Now about that zipper foot.  Again, can I just say, “Thank goodness for Google?”  Earlier in the week when I began the Great Zipper Project I didn’t think I had a zipper foot for my machine.  So I got online to see if I could locate a zipper foot that would work with my machine.  I have a Kenmore Model 84 sewing machine–it is bomber but it is old and finding parts for it would be…impossible?  Easy peasy?  I had no idea.

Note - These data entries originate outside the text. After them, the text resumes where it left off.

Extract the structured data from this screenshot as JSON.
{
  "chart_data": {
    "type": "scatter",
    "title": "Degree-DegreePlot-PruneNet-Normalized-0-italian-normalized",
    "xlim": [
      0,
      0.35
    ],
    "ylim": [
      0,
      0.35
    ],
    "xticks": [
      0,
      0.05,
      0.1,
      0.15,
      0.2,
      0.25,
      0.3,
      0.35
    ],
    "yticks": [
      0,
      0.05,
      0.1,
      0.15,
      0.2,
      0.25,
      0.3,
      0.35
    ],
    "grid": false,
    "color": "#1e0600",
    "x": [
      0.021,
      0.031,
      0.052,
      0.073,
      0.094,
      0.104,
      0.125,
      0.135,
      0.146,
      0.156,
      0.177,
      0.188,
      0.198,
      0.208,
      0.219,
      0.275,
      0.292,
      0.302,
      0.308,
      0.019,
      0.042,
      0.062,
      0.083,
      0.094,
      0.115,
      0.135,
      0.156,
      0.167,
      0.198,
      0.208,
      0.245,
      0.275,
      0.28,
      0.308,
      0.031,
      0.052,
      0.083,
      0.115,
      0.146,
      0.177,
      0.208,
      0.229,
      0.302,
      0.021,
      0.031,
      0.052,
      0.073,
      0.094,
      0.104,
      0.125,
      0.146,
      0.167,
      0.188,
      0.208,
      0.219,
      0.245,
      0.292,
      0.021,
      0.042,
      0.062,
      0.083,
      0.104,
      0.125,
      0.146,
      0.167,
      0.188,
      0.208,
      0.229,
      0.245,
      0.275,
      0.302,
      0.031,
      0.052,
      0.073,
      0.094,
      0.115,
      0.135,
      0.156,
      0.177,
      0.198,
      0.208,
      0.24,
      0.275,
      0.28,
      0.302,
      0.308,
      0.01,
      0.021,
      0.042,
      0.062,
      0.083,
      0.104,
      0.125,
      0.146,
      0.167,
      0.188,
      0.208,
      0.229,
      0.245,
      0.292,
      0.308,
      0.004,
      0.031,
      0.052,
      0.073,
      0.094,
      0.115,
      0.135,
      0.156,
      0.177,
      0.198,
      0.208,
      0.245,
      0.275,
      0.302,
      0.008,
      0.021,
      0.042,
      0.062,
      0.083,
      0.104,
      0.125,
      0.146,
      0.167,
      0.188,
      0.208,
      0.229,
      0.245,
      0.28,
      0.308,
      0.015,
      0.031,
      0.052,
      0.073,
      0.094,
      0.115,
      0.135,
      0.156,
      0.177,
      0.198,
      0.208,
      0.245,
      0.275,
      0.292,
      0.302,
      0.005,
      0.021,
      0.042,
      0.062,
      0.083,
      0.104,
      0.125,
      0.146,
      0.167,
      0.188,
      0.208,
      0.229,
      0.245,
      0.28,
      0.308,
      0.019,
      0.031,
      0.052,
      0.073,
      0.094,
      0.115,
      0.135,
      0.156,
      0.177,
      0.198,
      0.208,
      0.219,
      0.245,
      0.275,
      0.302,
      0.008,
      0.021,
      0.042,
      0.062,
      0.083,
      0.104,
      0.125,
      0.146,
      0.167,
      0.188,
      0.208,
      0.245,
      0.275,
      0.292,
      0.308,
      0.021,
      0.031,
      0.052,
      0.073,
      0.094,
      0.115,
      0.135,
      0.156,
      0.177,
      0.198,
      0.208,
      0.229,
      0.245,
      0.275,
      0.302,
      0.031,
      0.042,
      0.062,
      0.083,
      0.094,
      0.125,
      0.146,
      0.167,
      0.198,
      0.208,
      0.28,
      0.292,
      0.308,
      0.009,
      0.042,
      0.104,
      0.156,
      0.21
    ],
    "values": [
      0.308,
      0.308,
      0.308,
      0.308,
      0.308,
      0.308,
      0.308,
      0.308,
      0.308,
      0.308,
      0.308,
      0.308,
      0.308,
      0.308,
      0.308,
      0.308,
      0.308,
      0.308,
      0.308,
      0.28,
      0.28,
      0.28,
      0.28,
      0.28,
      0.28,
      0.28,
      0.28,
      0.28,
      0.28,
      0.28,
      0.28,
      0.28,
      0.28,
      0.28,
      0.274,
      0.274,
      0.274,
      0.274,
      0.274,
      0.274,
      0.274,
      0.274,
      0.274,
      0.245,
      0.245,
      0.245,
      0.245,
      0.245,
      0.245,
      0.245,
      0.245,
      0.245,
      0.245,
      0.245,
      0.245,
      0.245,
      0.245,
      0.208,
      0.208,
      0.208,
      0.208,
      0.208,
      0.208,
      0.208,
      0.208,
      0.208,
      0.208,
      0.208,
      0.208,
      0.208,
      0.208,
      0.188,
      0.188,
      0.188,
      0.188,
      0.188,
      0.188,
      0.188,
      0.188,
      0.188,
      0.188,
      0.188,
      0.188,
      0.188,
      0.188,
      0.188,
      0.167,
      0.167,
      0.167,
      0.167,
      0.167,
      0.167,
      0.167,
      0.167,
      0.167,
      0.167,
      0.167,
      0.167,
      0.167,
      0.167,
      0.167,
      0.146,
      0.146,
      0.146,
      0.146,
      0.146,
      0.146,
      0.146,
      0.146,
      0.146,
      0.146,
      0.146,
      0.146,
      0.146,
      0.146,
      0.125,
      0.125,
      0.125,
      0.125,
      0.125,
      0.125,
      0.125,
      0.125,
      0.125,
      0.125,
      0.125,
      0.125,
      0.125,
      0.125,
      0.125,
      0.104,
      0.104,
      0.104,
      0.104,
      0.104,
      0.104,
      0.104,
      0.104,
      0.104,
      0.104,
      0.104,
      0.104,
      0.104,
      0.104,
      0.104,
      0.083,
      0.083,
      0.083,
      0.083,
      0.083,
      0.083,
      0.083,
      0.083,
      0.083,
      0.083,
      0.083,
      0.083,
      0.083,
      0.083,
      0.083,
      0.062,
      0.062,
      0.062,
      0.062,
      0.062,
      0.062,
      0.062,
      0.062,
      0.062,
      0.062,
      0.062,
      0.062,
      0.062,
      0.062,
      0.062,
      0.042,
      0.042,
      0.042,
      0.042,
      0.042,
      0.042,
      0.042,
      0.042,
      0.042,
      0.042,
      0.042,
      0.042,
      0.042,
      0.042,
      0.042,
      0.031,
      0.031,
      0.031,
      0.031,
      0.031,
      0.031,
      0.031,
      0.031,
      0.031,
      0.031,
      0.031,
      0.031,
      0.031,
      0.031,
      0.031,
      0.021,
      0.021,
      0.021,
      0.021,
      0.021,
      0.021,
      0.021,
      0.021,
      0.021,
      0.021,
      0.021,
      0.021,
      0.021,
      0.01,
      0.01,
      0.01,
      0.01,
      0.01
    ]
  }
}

I also had no idea what a zipper foot would look like for it because there was not a picture of one in the owner’s manual.  In my little box of accessories (bobbins, bobbin holders, tiny screwdriver, and the like) there were a few weird-looking pieces that looked like they were different attachments for the machine.  One in particular was sort of L-shaped and had a couple of holes on the side of the flat foot.  On the website that I thought had the best potential for having what I needed, I was discouraged to find that in fact it looked like they did not have what I needed.  But I kept coming back to the weirdo piece and I decided to scan the pictures on the website to see if I could identify it.  Wouldn’t ya know I found it!  And it turned out to be AN ADJUSTABLE ZIPPER FOOT!

AWESOME!!

Wait, what’s an adjustable zipper foot?  Oh, the website has videos on how to use an adjustable zipper foot!

AWESOME!!

Thank you, thank you, thank you, Sewing Parts Online–you saved me!!  After watching the video, then struggling a bit to get my own zipper foot installed and properly adjusted, I was able to sew my zipper.  And now I know what a zipper foot is AND how to use it!